Ghana has identified 17 sites for future nomination into the World Network of Biosphere Reserves under the United Nations Educational, Scientific and Cultural Organisation (UNESCO).
Biosphere Reserves are specially protected areas where diverse plants and animals exist with some level of human activity to conserve biodiversity and sustainable development and also serve as referral systems for monitoring and evaluating changes in natural ecosystems.
Out of the network of 727 reserves in 131countries, Ghana is currently hosting three, comprising Bia Biosphere Reserve, the largest, located in the Western Region (since 1983); Songor Ramsar Site in Greater Accra (2011) and Lake Bosomtwe Biosphere Reserve in Ashanti (2016).
The potential sites include Nzulezu Wetland; Jachie Sacred Grove; Mpirisi Sacred Groove; Boateng-Fiema Monkey Sanctuary; Atiwa Forest Reserve; Shai Hills Reserve; the Kakum, Mole, Digya and Bui national parks; Gbele Resources Reserve; Tano-Ofei Range; Apedwa Hills; Kwahu Scarp; Kyaboo Transboundary Reserve, and Mount Afadzato and Agumatsa Wildlife Sanctuary.
This came to light at the launch of a handbook for the mainstreaming of the Biosphere Reserve concept into development planning, held on Tuesday at Sege in the Ada West District.
The 47-page manual is to make biosphere issues a normal component in the national development planning and budgeting process at all levels as the basis for sustainable financing of its activities.
It was designed by the National Committee of the UNESCO Man and the Biosphere (MAB) hosted by the Environmental Protection Agency (EPA) with support from the National Development Planning Commission (NDPC); Forestry Commission, academia, and some district assemblies.
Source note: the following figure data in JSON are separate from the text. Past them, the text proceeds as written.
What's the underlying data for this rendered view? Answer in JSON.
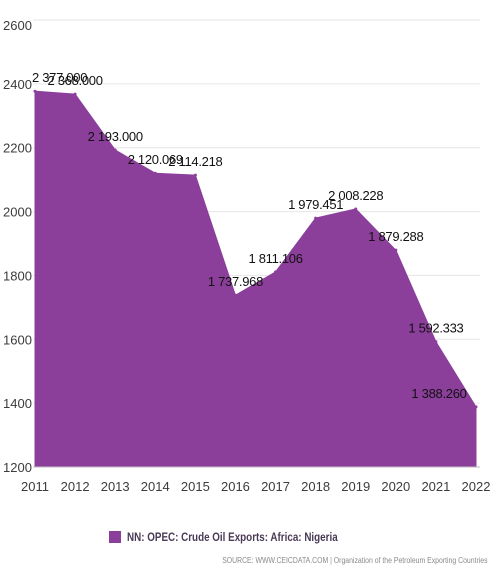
{
  "chart_data": {
    "type": "area",
    "x": [
      "2011",
      "2012",
      "2013",
      "2014",
      "2015",
      "2016",
      "2017",
      "2018",
      "2019",
      "2020",
      "2021",
      "2022"
    ],
    "series": [
      {
        "name": "NN: OPEC: Crude Oil Exports: Africa: Nigeria",
        "values": [
          2377.0,
          2368.0,
          2193.0,
          2120.069,
          2114.218,
          1737.968,
          1811.106,
          1979.451,
          2008.228,
          1879.288,
          1592.333,
          1388.26
        ],
        "labels": [
          "2 377.000",
          "2 368.000",
          "2 193.000",
          "2 120.069",
          "2 114.218",
          "1 737.968",
          "1 811.106",
          "1 979.451",
          "2 008.228",
          "1 879.288",
          "1 592.333",
          "1 388.260"
        ]
      }
    ],
    "yticks": [
      "1200",
      "1400",
      "1600",
      "1800",
      "2000",
      "2200",
      "2400",
      "2600"
    ],
    "ylim": [
      1200,
      2600
    ],
    "title": "",
    "xlabel": "",
    "ylabel": "",
    "grid": "y-axis",
    "legend_position": "bottom",
    "fill_color": "#8b3f9b"
  },
  "legend": {
    "label": "NN: OPEC: Crude Oil Exports: Africa: Nigeria"
  },
  "source": "SOURCE: WWW.CEICDATA.COM | Organization of the Petroleum Exporting Countries"
}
In a presentation, the MAB subcommittee chair, Prof. Dennis Aheto, said the development of the handbook started in 2018 in line with the Ghana Action plan(2018- 2025) for the MAB programme, a requirement of the network of world biosphere reserves network as well as the United Nations Sustainable Development Goals.
The mainstreaming activities in the book, he said, included stakeholder engagements; communication and information sharing; capacity building and conscious allocation of funds for biosphere related activities.
“Biosphere reserves are models for sustainable development and research laboratories for climate change mitigation and adoption. They are also tools for the attainment of all the SDGs and we must work to protect them,” he said.
The Secretary-General for the Ghana Commission for UNESCO, Ama Nerquaye-Tetteh, commended Ghana for its tree planting exercise; support for global environmental initiatives, and the development of the manual and urged the country to do more to protect its reserves.
The Director-General of the NDPC, Dr Kodjo Mensah-Abrampa, said the effective way of implementing national policies was through integration into all levels of planning.
Describing the biosphere as critical to the country’s sustainable development, he urged all districts to take the handbook seriously and urged stakeholders to monitor and ensure its content was implemented.
On behalf of the EPA, the Ghana MAB coordinator, Sheila Ashong, expressed the hope that the strong stakeholder engagement held over the period would propel the implementation of the activities outlined in the document for collective gains.
The District Chief Executive, SampsonKpankpah, pledged to ensure that the assembly which hosts the second biggest biosphere reserve in the country will implement all policies and strategies.